A basic question

Hi,
If I input an image of a dog and add noise and then the neural network predicts the noise and then it gets subtracted, then it will generate the image of a dog, but how it will generate other images from it, like a cat? Which video explains it and any link to a related research paper?
regards
Faiz

Hi @faizulhaque it is a good point.

To generate different types of image, such as a cat, you would need a separate diffusion model that was trained on a diverse dataset containing images of both dogs and cats. Each model is specialized in generating images from its specific dataset.

About the paper, I recommend:
“Denoising Diffusion Probabilistic Models” source: https://arxiv.org/pdf/2006.11239.pdf

1 Like

@nydia @faizulhaque
Thanks for the question and thanks for the refernce @Nydia. One question: Lets say I have a sensor with a particular type of noise. If I have a lot lot of images from this sensor:
a) can it get trained to know what the noise statistics are and automatically remove them? or would it need also the grown truth images from a different sensor?
b) what if there is no noise, but there is a camera distortion? Have people used NNs to take multiple images of camera (eg from a checker board, or even better a moving video of a stationary scene) to calibrate or auto-calibrate a camera?
Thanks in advance, Esfandiar

Hi, I think what you are looking is simpler than diffusion models. You can read more about time series and forecasting.

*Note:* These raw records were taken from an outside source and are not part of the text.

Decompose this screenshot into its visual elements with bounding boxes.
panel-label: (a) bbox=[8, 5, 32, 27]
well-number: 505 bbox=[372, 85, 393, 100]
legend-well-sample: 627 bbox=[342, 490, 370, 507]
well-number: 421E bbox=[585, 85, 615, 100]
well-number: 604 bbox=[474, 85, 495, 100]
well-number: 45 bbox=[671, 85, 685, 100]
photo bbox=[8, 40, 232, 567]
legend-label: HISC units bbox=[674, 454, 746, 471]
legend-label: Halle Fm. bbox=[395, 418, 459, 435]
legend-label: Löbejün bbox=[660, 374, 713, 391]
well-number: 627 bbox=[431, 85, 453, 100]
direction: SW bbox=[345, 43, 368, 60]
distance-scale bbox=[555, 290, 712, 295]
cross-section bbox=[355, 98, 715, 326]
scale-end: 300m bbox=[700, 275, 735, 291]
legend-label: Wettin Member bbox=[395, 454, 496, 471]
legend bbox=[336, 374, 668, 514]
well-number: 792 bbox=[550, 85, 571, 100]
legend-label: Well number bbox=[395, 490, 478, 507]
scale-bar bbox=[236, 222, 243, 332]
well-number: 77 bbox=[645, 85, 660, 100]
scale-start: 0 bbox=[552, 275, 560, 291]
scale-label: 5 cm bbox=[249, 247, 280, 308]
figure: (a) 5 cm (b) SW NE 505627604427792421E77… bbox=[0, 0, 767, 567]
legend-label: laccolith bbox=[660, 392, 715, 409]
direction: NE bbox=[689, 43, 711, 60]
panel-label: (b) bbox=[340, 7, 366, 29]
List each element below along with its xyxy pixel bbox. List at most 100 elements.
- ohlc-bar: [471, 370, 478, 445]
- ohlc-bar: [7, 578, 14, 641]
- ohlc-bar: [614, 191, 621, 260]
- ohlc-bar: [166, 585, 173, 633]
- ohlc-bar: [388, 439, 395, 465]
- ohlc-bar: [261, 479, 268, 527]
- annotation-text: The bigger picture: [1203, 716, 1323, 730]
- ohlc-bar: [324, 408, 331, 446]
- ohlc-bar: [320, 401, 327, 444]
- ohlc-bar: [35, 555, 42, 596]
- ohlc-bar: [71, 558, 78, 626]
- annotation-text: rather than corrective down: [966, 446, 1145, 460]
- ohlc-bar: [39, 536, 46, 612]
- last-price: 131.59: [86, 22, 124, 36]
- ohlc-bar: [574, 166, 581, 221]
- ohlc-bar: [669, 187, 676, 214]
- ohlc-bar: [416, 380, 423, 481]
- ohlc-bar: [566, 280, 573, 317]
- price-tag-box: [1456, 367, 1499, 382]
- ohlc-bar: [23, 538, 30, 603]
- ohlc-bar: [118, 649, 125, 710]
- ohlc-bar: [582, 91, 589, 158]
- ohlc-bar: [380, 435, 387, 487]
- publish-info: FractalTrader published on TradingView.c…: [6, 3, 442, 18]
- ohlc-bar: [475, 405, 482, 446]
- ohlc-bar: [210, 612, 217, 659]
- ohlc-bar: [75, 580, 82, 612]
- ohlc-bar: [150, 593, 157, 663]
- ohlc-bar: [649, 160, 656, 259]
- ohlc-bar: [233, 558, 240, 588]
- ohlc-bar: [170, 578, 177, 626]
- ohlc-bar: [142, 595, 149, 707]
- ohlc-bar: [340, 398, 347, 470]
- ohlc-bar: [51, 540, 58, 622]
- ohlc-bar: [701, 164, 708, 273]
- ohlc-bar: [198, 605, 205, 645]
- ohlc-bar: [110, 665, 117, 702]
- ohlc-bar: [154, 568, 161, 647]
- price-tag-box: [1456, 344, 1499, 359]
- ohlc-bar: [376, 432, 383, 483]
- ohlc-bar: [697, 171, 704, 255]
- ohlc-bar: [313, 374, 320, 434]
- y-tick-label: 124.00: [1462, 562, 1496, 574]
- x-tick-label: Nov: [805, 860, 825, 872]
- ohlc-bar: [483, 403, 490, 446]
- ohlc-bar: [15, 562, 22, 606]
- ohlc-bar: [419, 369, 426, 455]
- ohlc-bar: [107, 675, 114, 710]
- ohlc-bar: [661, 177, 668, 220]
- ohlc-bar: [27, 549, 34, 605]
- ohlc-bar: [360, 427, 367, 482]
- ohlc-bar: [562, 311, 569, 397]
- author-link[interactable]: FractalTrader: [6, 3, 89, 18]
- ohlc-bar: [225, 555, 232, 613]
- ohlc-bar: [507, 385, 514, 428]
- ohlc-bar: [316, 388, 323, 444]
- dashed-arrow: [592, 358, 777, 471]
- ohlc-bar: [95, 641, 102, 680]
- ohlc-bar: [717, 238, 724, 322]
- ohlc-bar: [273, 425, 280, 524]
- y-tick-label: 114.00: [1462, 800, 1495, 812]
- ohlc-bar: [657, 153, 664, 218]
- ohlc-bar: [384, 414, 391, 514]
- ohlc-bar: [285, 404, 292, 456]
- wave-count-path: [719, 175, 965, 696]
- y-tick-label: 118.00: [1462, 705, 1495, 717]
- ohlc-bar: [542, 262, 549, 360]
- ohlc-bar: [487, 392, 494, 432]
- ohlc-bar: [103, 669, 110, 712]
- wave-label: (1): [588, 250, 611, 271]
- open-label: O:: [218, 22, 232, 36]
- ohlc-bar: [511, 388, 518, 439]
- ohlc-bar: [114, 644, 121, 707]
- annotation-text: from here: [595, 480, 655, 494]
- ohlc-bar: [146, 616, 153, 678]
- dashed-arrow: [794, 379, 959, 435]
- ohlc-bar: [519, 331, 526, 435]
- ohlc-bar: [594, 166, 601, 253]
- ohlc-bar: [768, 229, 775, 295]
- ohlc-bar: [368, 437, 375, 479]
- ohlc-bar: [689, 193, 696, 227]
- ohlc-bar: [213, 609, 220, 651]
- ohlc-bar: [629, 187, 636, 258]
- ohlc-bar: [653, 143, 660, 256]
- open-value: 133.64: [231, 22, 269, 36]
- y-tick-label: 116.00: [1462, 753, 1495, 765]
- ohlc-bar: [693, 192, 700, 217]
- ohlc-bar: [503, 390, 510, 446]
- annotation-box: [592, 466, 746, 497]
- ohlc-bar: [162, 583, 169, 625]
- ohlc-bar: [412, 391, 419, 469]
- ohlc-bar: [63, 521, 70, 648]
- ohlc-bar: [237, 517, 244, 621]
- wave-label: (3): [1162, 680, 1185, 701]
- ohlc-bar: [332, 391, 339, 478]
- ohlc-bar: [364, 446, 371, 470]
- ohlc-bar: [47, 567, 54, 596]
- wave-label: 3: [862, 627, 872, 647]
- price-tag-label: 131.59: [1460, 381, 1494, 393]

a) can it get trained to know what the noise statistics are and automatically remove them? or would it need also the grown truth images from a different sensor?

You can use directly the noise (the Fourier space signal) and apply do some cleaning on the data.

b) what if there is no noise, but there is a camera distortion? Have people used NNs to take multiple images of camera (eg from a checker board, or even better a moving video of a stationary scene) to calibrate or auto-calibrate a camera?

I think is is something that is widely used in the signal processing field.